Verify that the Start State of the Simulated NFA is correct. (This is the next-to-the-last line, with "st" at the end.) [As an answer you can just do "mumble-mumble go from here to there", or better (but not required) show roughly how the depth-first search would proceed.]
Verify that the last line is correct. This is the subset resulting from processing an input "a". (You must "show your work", meaning that you must give the set of states you find as being at the head of arrows labeled "a", and then show the result of the ε-closure.)
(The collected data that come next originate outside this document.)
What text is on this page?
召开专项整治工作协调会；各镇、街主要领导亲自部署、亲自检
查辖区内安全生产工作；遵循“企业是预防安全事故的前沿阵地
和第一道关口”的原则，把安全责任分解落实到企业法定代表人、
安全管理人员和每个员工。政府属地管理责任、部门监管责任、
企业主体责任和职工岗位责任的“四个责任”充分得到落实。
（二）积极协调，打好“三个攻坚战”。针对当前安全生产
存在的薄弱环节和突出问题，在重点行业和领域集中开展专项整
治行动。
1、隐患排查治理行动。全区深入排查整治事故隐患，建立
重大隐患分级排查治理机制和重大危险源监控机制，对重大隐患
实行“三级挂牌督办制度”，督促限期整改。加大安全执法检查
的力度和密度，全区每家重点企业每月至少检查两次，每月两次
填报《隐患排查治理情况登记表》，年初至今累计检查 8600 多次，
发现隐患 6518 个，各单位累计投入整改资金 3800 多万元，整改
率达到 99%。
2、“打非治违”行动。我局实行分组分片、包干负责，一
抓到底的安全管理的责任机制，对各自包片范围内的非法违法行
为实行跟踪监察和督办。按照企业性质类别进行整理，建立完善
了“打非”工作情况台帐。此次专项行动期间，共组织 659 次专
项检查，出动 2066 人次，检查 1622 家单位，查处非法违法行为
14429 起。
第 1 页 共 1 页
Calculate the next two lines by hand, assuming the further inputs (after the initial "a") are "b" and then "c". Give the resulting lines. (Again, in these two cases you must "show your work" as above.)

Partial Answer to 4


RE: /(a|b|c)*/
RE (RPN form): ab|c|*$
Graph (internal form):
   0 --> [a, 1]
   1 --> [@, 5]
   2 --> [b, 3]
   3 --> [@, 5]
   4 --> [@, 2] --> [@, 0]
   5 --> [@, 9]
   6 --> [c, 7]
   7 --> [@, 9]
   8 --> [@, 6] --> [@, 4]
   9 --> [@, 8] --> [@,11]
s 10 --> [@,11] --> [@, 8]
t 11 -->


Auto: start: 10, term: 11
Total states: 12
Input string: abcab$
execNFA: execStr: abcab$, states: 100
 |                     1 1 
 | 0 1 2 3 4 5 6 7 8 9 0 1 
 | - - - - - - - - - - - - 
 : 0 0 0 0 0 0 0 0 0 0 1 0  s
 : 1 0 1 0 1 0 1 0 1 0 1 1  st
a: 1 1 1 0 1 1 1 0 1 1 0 1  t
b: 1 0 1 1 1 1 1 0 1 1 0 1  t
c: 1 0 1 0 1 0 1 1 1 1 0 1  t
------------------------------
(below not asked for)
a: 1 1 1 0 1 1 1 0 1 1 0 1  t
b: 1 0 1 1 1 1 1 0 1 1 0 1  t

( Revision date: 2014-10-06. Please use ISO 8601, the International Standard Date and Time Notation.)